WERN straddle positions are structurally neutral / high-volatility (long premium); the modeled P&L assumes European-style exercise at expiration and ignores early assignment, transaction costs, dividends paid before expiry on the stock leg (when present), and the bid-ask spread on the listed chain. WERN positions also carry Industrials sector concentration risk; news flow inside the sector (peer earnings, regulatory shifts, supply-chain headlines) can move WERN alongside the broader basket even when WERN-specific fundamentals are unchanged. Always rebuild the position from current WERN chain quotes before placing a trade.
Frequently asked questions
- What is a straddle on WERN?
- A straddle on WERN is the straddle strategy applied to WERN (stock). The strategy is structurally neutral / high-volatility (long premium): A long straddle buys an ATM call and an ATM put at the same strike, profiting from a large move in either direction; max loss equals the combined debit when the underlying pins to the strike at expiration. With WERN stock trading near $37.45, the strikes shown on this page are snapped to the nearest listed WERN chain strike and the premiums come straight from the end-of-day bid/ask midpoint.
- How are WERN straddle max profit and max loss calculated?
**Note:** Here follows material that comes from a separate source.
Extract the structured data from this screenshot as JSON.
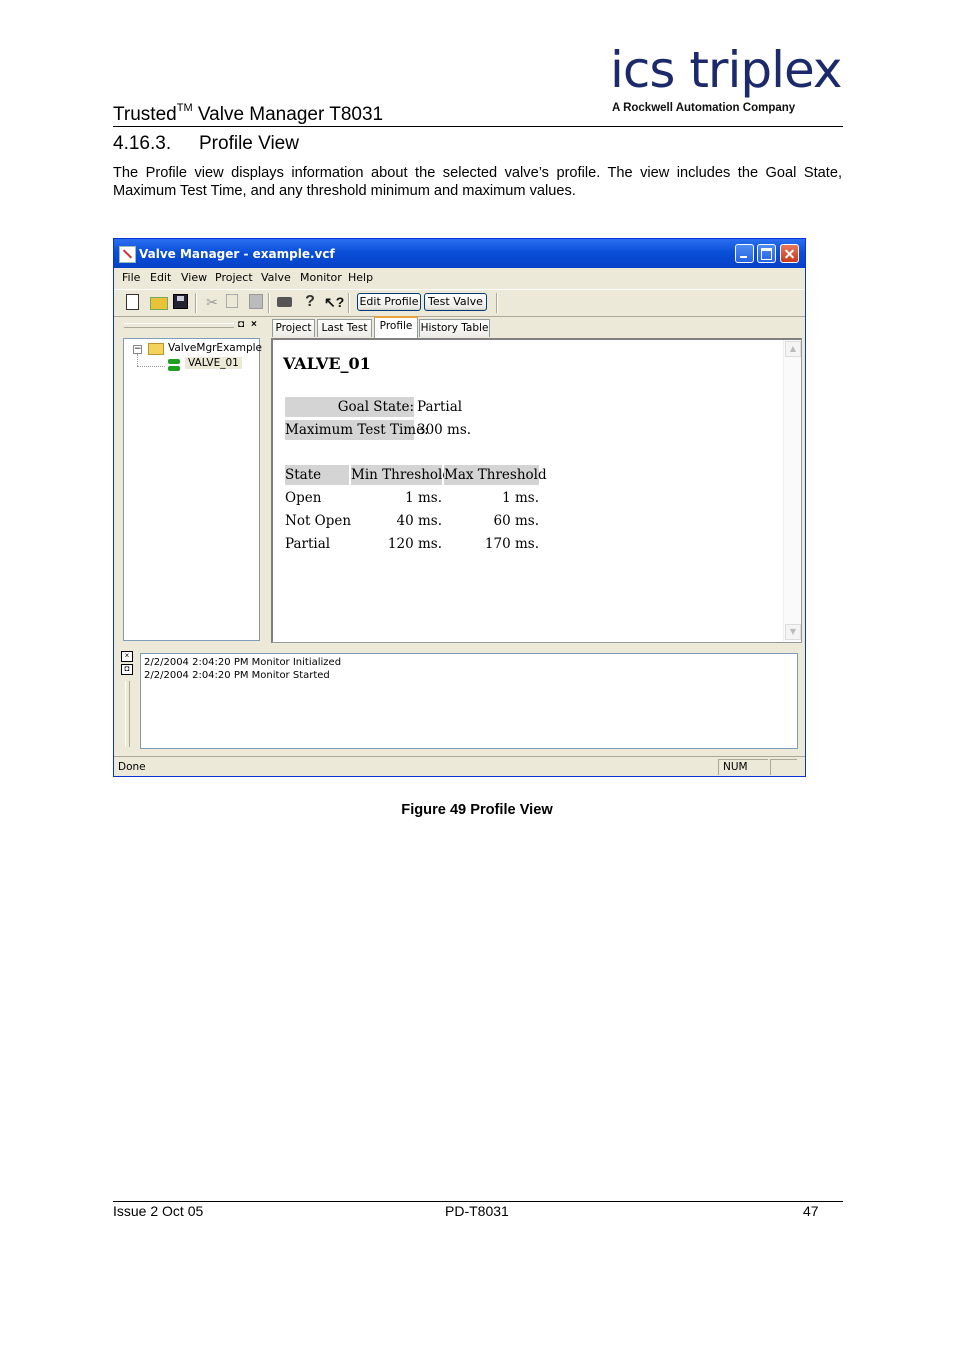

- Upside max profit is unbounded; downside max profit is bounded at the strike minus the combined call plus put debit (reached at zero). Max loss equals the combined debit times 100 (reached when the underlying pins to the strike). Two breakevens at strike plus debit and strike minus debit. For the WERN straddle priced from the end-of-day chain at a 30-day expiry (ATM IV 50.10%), the computed maximum profit is unbounded per contract and the computed maximum loss is unbounded per contract. Live intraday quotes will differ as the chain moves through the trading session.
- What is the breakeven for a WERN straddle?
- The breakeven for the WERN straddle priced on this page is no defined breakeven on the modeled curve at expiration, derived from end-of-day chain premiums. Breakeven is the underlying price at which the strategy's P&L crosses zero ignoring transaction costs and assignment risk. The current WERN market-implied 1-standard-deviation expected move is approximately 14.36%; if the move sits well outside the breakeven distance, the structure's risk-reward becomes correspondingly tighter.
- When should you consider a straddle on WERN?
- Straddles on WERN are pure-volatility plays that profit from large moves in either direction; traders typically buy WERN straddles ahead of earnings, FDA decisions, or other catalysts where the realized move is expected to exceed the implied move priced into the chain.
- How does current WERN implied volatility affect this straddle?
- WERN ATM IV is at 50.10% with IV rank near 8.27%, which is on the low end of its 1-year range. Premium-buying structures (long call, long put, debit spreads) are relatively cheap in this regime; premium-selling structures collect less credit per unit risk.